The Great Wall of China + Matt Damon + CGI monster movie = Zhang Yimou's "The Great Wall." It's an over-the-top and under-whelming fantasy action movie with large-scale special effects. While there are definitely some entertaining moments and it's performing well so far at the foreign box office, the film lacks in most areas and only offers mild appeal for serious CGI action enthusiasts.
The Great Wall took 1700 years to build and stretches 5500 miles long, but what was it really built for? The film tells the secret legend of the wall protecting the citizens of China from an alien invasion. Every sixty years, ferocious monsters attack the wall attempting to prey on the people, but the defenders of the Wall, The Nameless order, dedicate their lives to stopping these creatures.
Matt Damon plays William, a European mercenary who is being pursued by bandits in the hills of China, and when he and his partner, Tovar (Pedro Pascal) accidentally come upon the Wall, they are taken prisoner. They quickly learn of the powerful beasts who are attacking are ultimately get caught up in the battle themselves. When Tovar gets a chance to escape captivity with the help of another European, Sir Ballard (Willem Dafoe), William decides to stay behind and defend the wall, and after many years of being a solider for different flags, discovers something real to fight for.
Being the primarily first large-scale special effects film of the year, I had decent hopes for "The Great Wall." But what I found was a somewhat disappointing film with mediocre computer generated imagery, underdeveloped characters and a story that's all over the place. I wouldn't say the film is a complete loss as I did enjoy the experience, but it's by no means recommended as a top movie.
Damon sports some sort of accent that is suppose to be European but sounds like a combination of old American English and Scottish. It's reminiscent of Kevin Costner's dialect in his 90's Robin Hood roles. Damon's partner in battle, played by Pascal, gives a bit of comic relief throughout, and given the other issues this film has, both actors are adequate for this type of performance. Other actors include the much-underused Dafoe, along with Chinese actors Jing Tian, Andy Lau, Zhang Hanyu and more.

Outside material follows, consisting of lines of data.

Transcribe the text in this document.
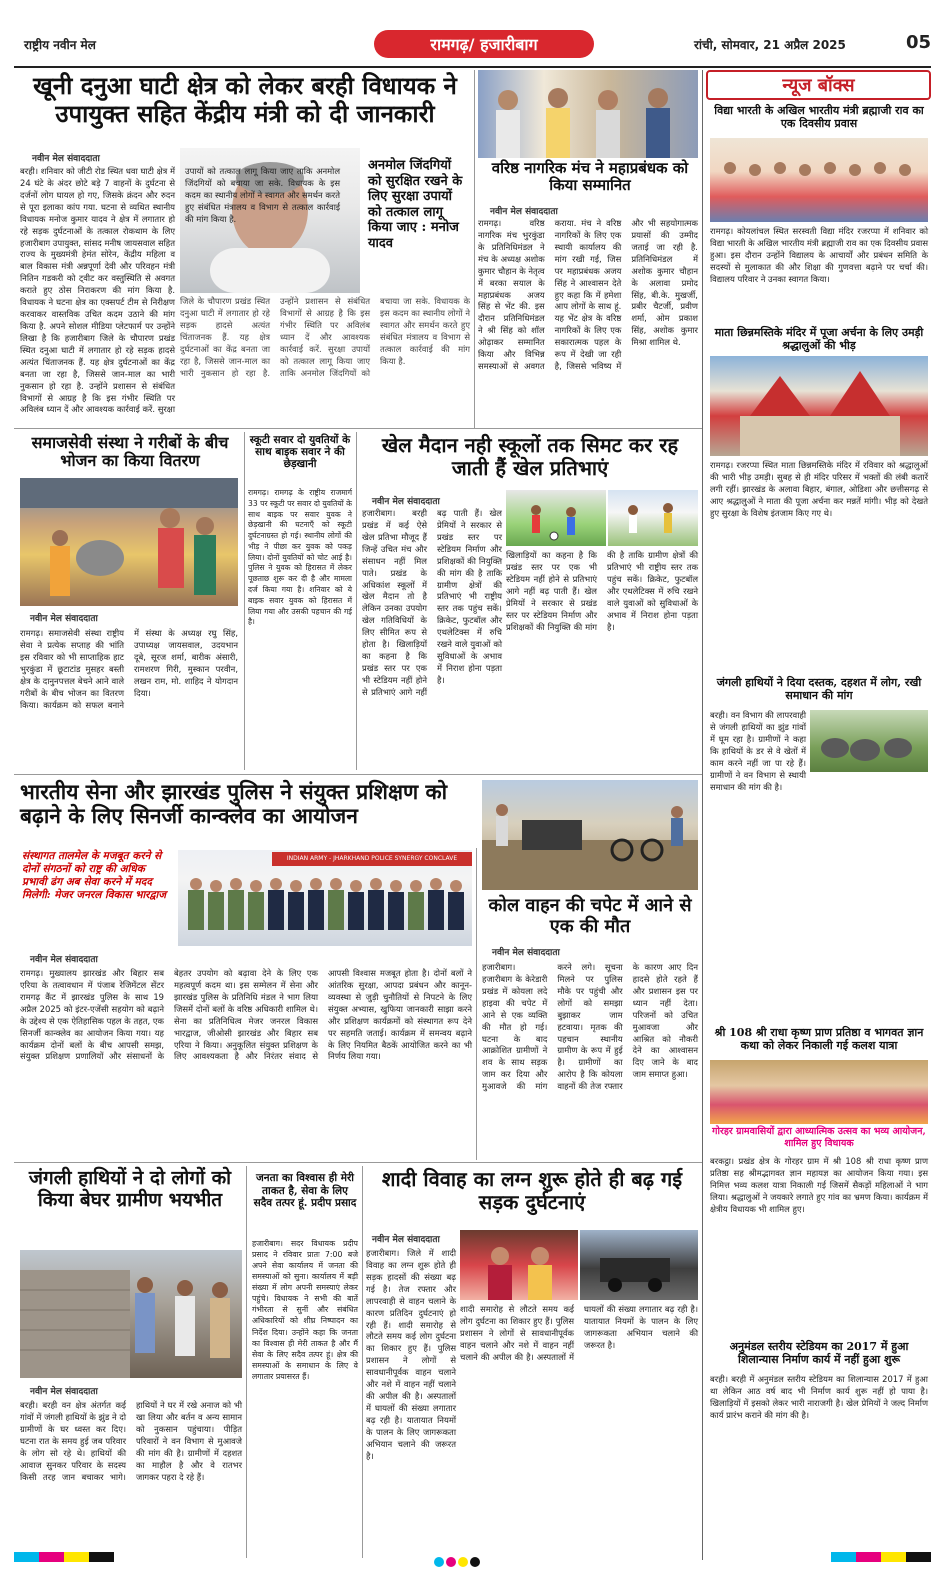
राष्ट्रीय नवीन मेल	रामगढ़/ हजारीबाग	रांची, सोमवार, 21 अप्रैल 2025	05
खूनी दनुआ घाटी क्षेत्र को लेकर बरही विधायक ने उपायुक्त सहित केंद्रीय मंत्री को दी जानकारी
नवीन मेल संवाददाता	अनमोल जिंदगियों को सुरक्षित रखने के लिए सुरक्षा उपायों को तत्काल लागू किया जाए : मनोज यादव
बरही। शनिवार को जीटी रोड स्थित धवा घाटी क्षेत्र में 24 घंटे के अंदर छोटे बड़े 7 वाहनों के दुर्घटना से दर्जनों लोग घायल हो गए, जिसके क्रंदन और रुदन से पूरा इलाका कांप गया. घटना से व्यथित स्थानीय विधायक मनोज कुमार यादव ने क्षेत्र में लगातार हो रहे सड़क दुर्घटनाओं के तत्काल रोकथाम के लिए हजारीबाग उपायुक्त, सांसद मनीष जायसवाल सहित राज्य के मुख्यमंत्री हेमंत सोरेन, केंद्रीय महिला व बाल विकास मंत्री अन्नपूर्णा देवी और परिवहन मंत्री नितिन गडकरी को ट्वीट कर वस्तुस्थिति से अवगत कराते हुए ठोस निराकरण की मांग किया है. विधायक ने घटना क्षेत्र का एक्सपर्ट टीम से निरीक्षण करवाकर वास्तविक उचित कदम उठाने की मांग किया है. अपने सोशल मीडिया प्लेटफार्म पर उन्होंने लिखा है कि हजारीबाग जिले के चौपारण प्रखंड स्थित दनुआ घाटी में लगातार हो रहे सड़क हादसे अत्यंत चिंताजनक हैं. यह क्षेत्र दुर्घटनाओं का केंद्र बनता जा रहा है, जिससे जान-माल का भारी नुकसान हो रहा है. उन्होंने प्रशासन से संबंधित विभागों से आग्रह है कि इस गंभीर स्थिति पर अविलंब ध्यान दें और आवश्यक कार्रवाई करें. सुरक्षा उपायों को तत्काल लागू किया जाए ताकि अनमोल जिंदगियों को बचाया जा सके. विधायक के इस कदम का स्थानीय लोगों ने स्वागत और समर्थन करते हुए संबंधित मंत्रालय व विभाग से तत्काल कार्रवाई की मांग किया है.
जिले के चौपारण प्रखंड स्थित दनुआ घाटी में लगातार हो रहे सड़क हादसे अत्यंत चिंताजनक हैं. यह क्षेत्र दुर्घटनाओं का केंद्र बनता जा रहा है, जिससे जान-माल का भारी नुकसान हो रहा है. उन्होंने प्रशासन से संबंधित विभागों से आग्रह है कि इस गंभीर स्थिति पर अविलंब ध्यान दें और आवश्यक कार्रवाई करें. सुरक्षा उपायों को तत्काल लागू किया जाए ताकि अनमोल जिंदगियों को बचाया जा सके. विधायक के इस कदम का स्थानीय लोगों ने स्वागत और समर्थन करते हुए संबंधित मंत्रालय व विभाग से तत्काल कार्रवाई की मांग किया है.
वरिष्ठ नागरिक मंच ने महाप्रबंधक को किया सम्मानित
नवीन मेल संवाददाता
रामगढ़। वरिष्ठ नागरिक मंच भुरकुंडा के प्रतिनिधिमंडल ने मंच के अध्यक्ष अशोक कुमार चौहान के नेतृत्व में बरका सयाल के महाप्रबंधक अजय सिंह से भेंट की. इस दौरान प्रतिनिधिमंडल ने श्री सिंह को शॉल ओढ़ाकर सम्मानित किया और विभिन्न समस्याओं से अवगत कराया. मंच ने वरिष्ठ नागरिकों के लिए एक स्थायी कार्यालय की मांग रखी गई, जिस पर महाप्रबंधक अजय सिंह ने आश्वासन देते हुए कहा कि में हमेशा आप लोगों के साथ हूं. यह भेंट क्षेत्र के वरिष्ठ नागरिकों के लिए एक सकारात्मक पहल के रूप में देखी जा रही है, जिससे भविष्य में और भी सहयोगात्मक प्रयासों की उम्मीद जताई जा रही है. प्रतिनिधिमंडल में अशोक कुमार चौहान के अलावा प्रमोद सिंह, बी.के. मुखर्जी, प्रबीर चैटर्जी, प्रवीण शर्मा, ओम प्रकाश सिंह, अशोक कुमार मिश्रा शामिल थे.
समाजसेवी संस्था ने गरीबों के बीच भोजन का किया वितरण
नवीन मेल संवाददाता
रामगढ़। समाजसेवी संस्था राष्ट्रीय सेवा ने प्रत्येक सप्ताह की भांति इस रविवार को भी साप्ताहिक हाट भुरकुंडा में छूटाटांड मुसहर बस्ती क्षेत्र के दानुनपत्तल बेचने आने वाले गरीबों के बीच भोजन का वितरण किया। कार्यक्रम को सफल बनाने में संस्था के अध्यक्ष रघु सिंह, उपाध्यक्ष जायसवाल, उदयभान दूबे, सूरज शर्मा, बारीक अंसारी, रामशरण गिरी, मुस्कान परवीन, लखन राम, मो. शाहिद ने योगदान दिया।
स्कूटी सवार दो युवतियों के साथ बाइक सवार ने की छेड़खानी
रामगढ़। रामगढ़ के राष्ट्रीय राजमार्ग 33 पर स्कूटी पर सवार दो युवतियों के साथ बाइक पर सवार युवक ने छेड़खानी की घटनाएँ को स्कूटी दुर्घटनाग्रस्त हो गई। स्थानीय लोगों की भीड़ ने पीछा कर युवक को पकड़ लिया। दोनों युवतियों को चोट आई है। पुलिस ने युवक को हिरासत में लेकर पूछताछ शुरू कर दी है और मामला दर्ज किया गया है। शनिवार को ये बाइक सवार युवक को हिरासत में लिया गया और उसकी पहचान की गई है।
खेल मैदान नही स्कूलों तक सिमट कर रह जाती हैं खेल प्रतिभाएं
नवीन मेल संवाददाता
हजारीबाग। बरही प्रखंड में कई ऐसे खेल प्रतिभा मौजूद हैं जिन्हें उचित मंच और संसाधन नहीं मिल पाते। प्रखंड के अधिकांश स्कूलों में खेल मैदान तो है लेकिन उनका उपयोग खेल गतिविधियों के लिए सीमित रूप से होता है। खिलाड़ियों का कहना है कि प्रखंड स्तर पर एक भी स्टेडियम नहीं होने से प्रतिभाएं आगे नहीं बढ़ पाती हैं। खेल प्रेमियों ने सरकार से प्रखंड स्तर पर स्टेडियम निर्माण और प्रशिक्षकों की नियुक्ति की मांग की है ताकि ग्रामीण क्षेत्रों की प्रतिभाएं भी राष्ट्रीय स्तर तक पहुंच सकें। क्रिकेट, फुटबॉल और एथलेटिक्स में रुचि रखने वाले युवाओं को सुविधाओं के अभाव में निराश होना पड़ता है।
खिलाड़ियों का कहना है कि प्रखंड स्तर पर एक भी स्टेडियम नहीं होने से प्रतिभाएं आगे नहीं बढ़ पाती हैं। खेल प्रेमियों ने सरकार से प्रखंड स्तर पर स्टेडियम निर्माण और प्रशिक्षकों की नियुक्ति की मांग की है ताकि ग्रामीण क्षेत्रों की प्रतिभाएं भी राष्ट्रीय स्तर तक पहुंच सकें। क्रिकेट, फुटबॉल और एथलेटिक्स में रुचि रखने वाले युवाओं को सुविधाओं के अभाव में निराश होना पड़ता है।
भारतीय सेना और झारखंड पुलिस ने संयुक्त प्रशिक्षण को बढ़ाने के लिए सिनर्जी कान्क्लेव का आयोजन
संस्थागत तालमेल के मजबूत करने से दोनों संगठनों को राष्ट्र की अधिक प्रभावी ढंग अब सेवा करने में मदद मिलेगी: मेजर जनरल विकास भारद्वाज
INDIAN ARMY - JHARKHAND POLICE SYNERGY CONCLAVE
नवीन मेल संवाददाता
रामगढ़। मुख्यालय झारखंड और बिहार सब एरिया के तत्वावधान में पंजाब रेजिमेंटल सेंटर रामगढ़ कैंट में झारखंड पुलिस के साथ 19 अप्रैल 2025 को इंटर-एजेंसी सहयोग को बढ़ाने के उद्देश्य से एक ऐतिहासिक पहल के तहत, एक सिनर्जी कान्क्लेव का आयोजन किया गया। यह कार्यक्रम दोनों बलों के बीच आपसी समझ, संयुक्त प्रशिक्षण प्रणालियों और संसाधनों के बेहतर उपयोग को बढ़ावा देने के लिए एक महत्वपूर्ण कदम था। इस सम्मेलन में सेना और झारखंड पुलिस के प्रतिनिधि मंडल ने भाग लिया जिसमें दोनों बलों के वरिष्ठ अधिकारी शामिल थे। सेना का प्रतिनिधित्व मेजर जनरल विकास भारद्वाज, जीओसी झारखंड और बिहार सब एरिया ने किया। अनुकूलित संयुक्त प्रशिक्षण के लिए आवश्यकता है और निरंतर संवाद से आपसी विश्वास मजबूत होता है। दोनों बलों ने आंतरिक सुरक्षा, आपदा प्रबंधन और कानून-व्यवस्था से जुड़ी चुनौतियों से निपटने के लिए संयुक्त अभ्यास, खुफिया जानकारी साझा करने और प्रशिक्षण कार्यक्रमों को संस्थागत रूप देने पर सहमति जताई। कार्यक्रम में समन्वय बढ़ाने के लिए नियमित बैठकें आयोजित करने का भी निर्णय लिया गया।
कोल वाहन की चपेट में आने से एक की मौत
नवीन मेल संवाददाता
हजारीबाग। हजारीबाग के केरेडारी प्रखंड में कोयला लदे हाइवा की चपेट में आने से एक व्यक्ति की मौत हो गई। घटना के बाद आक्रोशित ग्रामीणों ने शव के साथ सड़क जाम कर दिया और मुआवजे की मांग करने लगे। सूचना मिलने पर पुलिस मौके पर पहुंची और लोगों को समझा बुझाकर जाम हटवाया। मृतक की पहचान स्थानीय ग्रामीण के रूप में हुई है। ग्रामीणों का आरोप है कि कोयला वाहनों की तेज रफ्तार के कारण आए दिन हादसे होते रहते हैं और प्रशासन इस पर ध्यान नहीं देता। परिजनों को उचित मुआवजा और आश्रित को नौकरी देने का आश्वासन दिए जाने के बाद जाम समाप्त हुआ।
जंगली हाथियों ने दो लोगों को किया बेघर ग्रामीण भयभीत
नवीन मेल संवाददाता
बरही। बरही वन क्षेत्र अंतर्गत कई गांवों में जंगली हाथियों के झुंड ने दो ग्रामीणों के घर ध्वस्त कर दिए। घटना रात के समय हुई जब परिवार के लोग सो रहे थे। हाथियों की आवाज सुनकर परिवार के सदस्य किसी तरह जान बचाकर भागे। हाथियों ने घर में रखे अनाज को भी खा लिया और बर्तन व अन्य सामान को नुकसान पहुंचाया। पीड़ित परिवारों ने वन विभाग से मुआवजे की मांग की है। ग्रामीणों में दहशत का माहौल है और वे रातभर जागकर पहरा दे रहे हैं।
जनता का विश्वास ही मेरी ताकत है, सेवा के लिए सदैव तत्पर हूं. प्रदीप प्रसाद
हजारीबाग। सदर विधायक प्रदीप प्रसाद ने रविवार प्रातः 7:00 बजे अपने सेवा कार्यालय में जनता की समस्याओं को सुना। कार्यालय में बड़ी संख्या में लोग अपनी समस्याएं लेकर पहुंचे। विधायक ने सभी की बातें गंभीरता से सुनीं और संबंधित अधिकारियों को शीघ्र निष्पादन का निर्देश दिया। उन्होंने कहा कि जनता का विश्वास ही मेरी ताकत है और मैं सेवा के लिए सदैव तत्पर हूं। क्षेत्र की समस्याओं के समाधान के लिए वे लगातार प्रयासरत हैं।
शादी विवाह का लग्न शुरू होते ही बढ़ गई सड़क दुर्घटनाएं
नवीन मेल संवाददाता
हजारीबाग। जिले में शादी विवाह का लग्न शुरू होते ही सड़क हादसों की संख्या बढ़ गई है। तेज रफ्तार और लापरवाही से वाहन चलाने के कारण प्रतिदिन दुर्घटनाएं हो रही हैं। शादी समारोह से लौटते समय कई लोग दुर्घटना का शिकार हुए हैं। पुलिस प्रशासन ने लोगों से सावधानीपूर्वक वाहन चलाने और नशे में वाहन नहीं चलाने की अपील की है। अस्पतालों में घायलों की संख्या लगातार बढ़ रही है। यातायात नियमों के पालन के लिए जागरूकता अभियान चलाने की जरूरत है।
शादी समारोह से लौटते समय कई लोग दुर्घटना का शिकार हुए हैं। पुलिस प्रशासन ने लोगों से सावधानीपूर्वक वाहन चलाने और नशे में वाहन नहीं चलाने की अपील की है। अस्पतालों में घायलों की संख्या लगातार बढ़ रही है। यातायात नियमों के पालन के लिए जागरूकता अभियान चलाने की जरूरत है।
न्यूज बॉक्स
विद्या भारती के अखिल भारतीय मंत्री ब्रह्माजी राव का एक दिवसीय प्रवास
रामगढ़। कोयलांचल स्थित सरस्वती विद्या मंदिर रजरप्पा में शनिवार को विद्या भारती के अखिल भारतीय मंत्री ब्रह्माजी राव का एक दिवसीय प्रवास हुआ। इस दौरान उन्होंने विद्यालय के आचार्यों और प्रबंधन समिति के सदस्यों से मुलाकात की और शिक्षा की गुणवत्ता बढ़ाने पर चर्चा की। विद्यालय परिवार ने उनका स्वागत किया।
माता छिन्नमस्तिके मंदिर में पूजा अर्चना के लिए उमड़ी श्रद्धालुओं की भीड़
रामगढ़। रजरप्पा स्थित माता छिन्नमस्तिके मंदिर में रविवार को श्रद्धालुओं की भारी भीड़ उमड़ी। सुबह से ही मंदिर परिसर में भक्तों की लंबी कतारें लगी रहीं। झारखंड के अलावा बिहार, बंगाल, ओडिशा और छत्तीसगढ़ से आए श्रद्धालुओं ने माता की पूजा अर्चना कर मन्नतें मांगी। भीड़ को देखते हुए सुरक्षा के विशेष इंतजाम किए गए थे।
जंगली हाथियों ने दिया दस्तक, दहशत में लोग, रखी समाधान की मांग
बरही। वन विभाग की लापरवाही से जंगली हाथियों का झुंड गांवों में घूम रहा है। ग्रामीणों ने कहा कि हाथियों के डर से वे खेतों में काम करने नहीं जा पा रहे हैं। ग्रामीणों ने वन विभाग से स्थायी समाधान की मांग की है।
श्री 108 श्री राधा कृष्ण प्राण प्रतिष्ठा व भागवत ज्ञान कथा को लेकर निकाली गई कलश यात्रा
गोरहर ग्रामवासियों द्वारा आध्यात्मिक उत्सव का भव्य आयोजन, शामिल हुए विधायक
बरकट्ठा। प्रखंड क्षेत्र के गोरहर ग्राम में श्री 108 श्री राधा कृष्ण प्राण प्रतिष्ठा सह श्रीमद्भागवत ज्ञान महायज्ञ का आयोजन किया गया। इस निमित्त भव्य कलश यात्रा निकाली गई जिसमें सैकड़ों महिलाओं ने भाग लिया। श्रद्धालुओं ने जयकारे लगाते हुए गांव का भ्रमण किया। कार्यक्रम में क्षेत्रीय विधायक भी शामिल हुए।
अनुमंडल स्तरीय स्टेडियम का 2017 में हुआ शिलान्यास निर्माण कार्य में नहीं हुआ शुरू
बरही। बरही में अनुमंडल स्तरीय स्टेडियम का शिलान्यास 2017 में हुआ था लेकिन आठ वर्ष बाद भी निर्माण कार्य शुरू नहीं हो पाया है। खिलाड़ियों में इसको लेकर भारी नाराजगी है। खेल प्रेमियों ने जल्द निर्माण कार्य प्रारंभ कराने की मांग की है।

This is the kind of film that uses computer-generated imagery and other special effects to basically create the entire environment, including backgrounds, the Wall itself, the creatures and other scenery. While some films can make even the most extreme special effects look like they actually belong in the world, "The Great Wall" uses unimpressive effects that simply look too fake. It's like we're watching real actors in a fantasy world surrounded by green screens and CGI. It can be quite annoying when it's so bad that you can't tell what's real and what's not; everything just looks too fake.
If the film had focused the story a bit more and presented stunning special effects, it would be a whole different conversation. But when visuals are supposed to be a strength, and they turn out to be less than acceptable, you've got problems. That's not to say this won't be a hit overseas, much like Vin Diesel's "XXX" films. The Chinese love their big action movies, and Damon probably helps more than hurts, even if he is average at best.
The computer-generated creatures are decent looking, and some of the action is on point. But overall "The Great Wall" is a disappointing film compared to most American fantasy-action films of this nature. It's nice to see collaboration between foreign and domestic companies and actors, but I had hoped this film would be a bit better. For me, this film falls somewhere between "The Lord of the Rings" and "John Carter", with a Chinese twist.
"The Great Wall" is rated PG-13 for sequences of fantasy violence. Running time is 1 hour and 43 minutes.